Besides adding a new column, we can also use :=
to modify existing columns. We can use i
to specify which rows to modify:
dt[1, x := 0]
dt
## x y z w
## <int> <int> <int> <int>
## 1: 0 4 7 8
## 2: 2 5 8 9
## 3: 3 6 9 10
or use a logical condition in i
.
dt[x <= 2, y := x]
dt
## x y z w
## <int> <int> <int> <int>
## 1: 0 0 7 8
## 2: 2 2 8 9
## 3: 3 6 9 10
Consistent with the basic data.table syntax, all columns can be directly used in the right-hand-side of :=
. Also,
:=
also works nicely with by=
grouping in the sense that RHS of :=
will be calculated within each group, and
the result will be modified-in-place for the LHS column in the original data.table.
dt <- data.table(group = c("A", "A", "A", "B", "B"), x = c(1, 3, 2, 4, 5), y = 5:1)
dt[, x_std := (x - min(x)) / (max(x) - min(x)), by = group]
dt
## group x y x_std
## <char> <num> <int> <num>
## 1: A 1 5 0.0
## 2: A 3 4 1.0
## 3: A 2 3 0.5
## 4: B 4 2 0.0
## 5: B 5 1 1.0
To summarize, the copy-on-modify semantics in base R preserves the original data and could be safer in many cases but can be slow and memory-intensive, while reference semantics in data.table provide a more efficient way to update data structures by modifying the data in place, which might lead to unexpected results if you are not aware of the difference in semantics. Following are some examples:
Some users extract a certain column of a data.table and pass it to other functions for further processing.
x_std <- dt$x_std
print(x_std)
## [1] 0.0 1.0 0.5 0.0 1.0
However, if I modify the original column using :=
with a condition i
or grouping by
, the original data
is modified, and so are all symbols referring to the same data.

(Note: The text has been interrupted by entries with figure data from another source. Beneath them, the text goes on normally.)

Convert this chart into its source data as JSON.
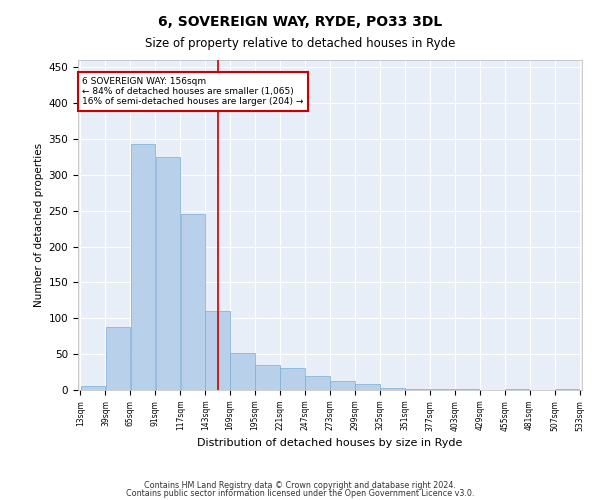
{
  "title": "6, SOVEREIGN WAY, RYDE, PO33 3DL",
  "subtitle": "Size of property relative to detached houses in Ryde",
  "xlabel": "Distribution of detached houses by size in Ryde",
  "ylabel": "Number of detached properties",
  "footnote1": "Contains HM Land Registry data © Crown copyright and database right 2024.",
  "footnote2": "Contains public sector information licensed under the Open Government Licence v3.0.",
  "bar_color": "#b8d0ea",
  "bar_edge_color": "#7aafd4",
  "background_color": "#e8eef8",
  "grid_color": "#ffffff",
  "vline_color": "#cc0000",
  "vline_x": 156,
  "annotation_line1": "6 SOVEREIGN WAY: 156sqm",
  "annotation_line2": "← 84% of detached houses are smaller (1,065)",
  "annotation_line3": "16% of semi-detached houses are larger (204) →",
  "annotation_box_color": "#cc0000",
  "bins": [
    13,
    39,
    65,
    91,
    117,
    143,
    169,
    195,
    221,
    247,
    273,
    299,
    325,
    351,
    377,
    403,
    429,
    455,
    481,
    507,
    533
  ],
  "values": [
    5,
    88,
    343,
    325,
    245,
    110,
    52,
    35,
    30,
    20,
    12,
    8,
    3,
    2,
    2,
    2,
    0,
    1,
    0,
    1
  ],
  "ylim": [
    0,
    460
  ],
  "yticks": [
    0,
    50,
    100,
    150,
    200,
    250,
    300,
    350,
    400,
    450
  ]
}
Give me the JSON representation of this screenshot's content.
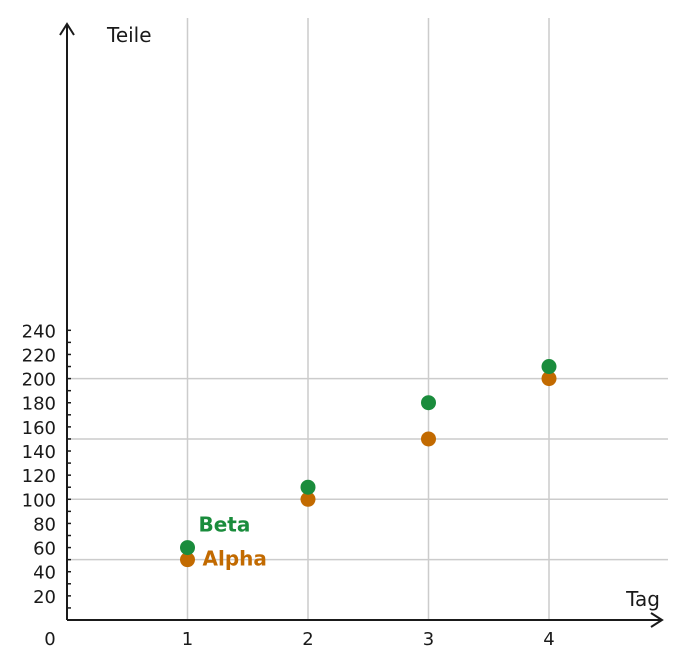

dt[, x_std := x / max(x), by = group]
dt
## group x y x_std
## <char> <num> <int> <num>
## 1: A 1 5 0.3333333
## 2: A 3 4 1.0000000
## 3: A 2 3 0.6666667
## 4: B 4 2 0.8000000
## 5: B 5 1 1.0000000
Now dt$x_std
is modified, so is x_std
we extracted from dt
before.
x_std
## [1] 0.3333333 1.0000000 0.6666667 0.8000000 1.0000000
The behavior may be surprising to many users but is consistent with the reference semantics of data.table and the
behavior of the assignment operator <-
in base R: assignment does not copy but creates another symbol that refers
to exactly the same object. If the object is modified somehow, you will observe the change via any of the symbols
referring to the that object.
data.table authors are trying their best to make the reference semantics more explicit and easier to understand, and
there is a dedicated vignette to
introduce the concept and demonstrate the behavior. Users should be careful of and better avoid mixing the
base R and data.table semantics. Whenever you use :=
or set*
, you should be aware of the reference semantics
and possibility that all other symbols referring to the same data will observe the change.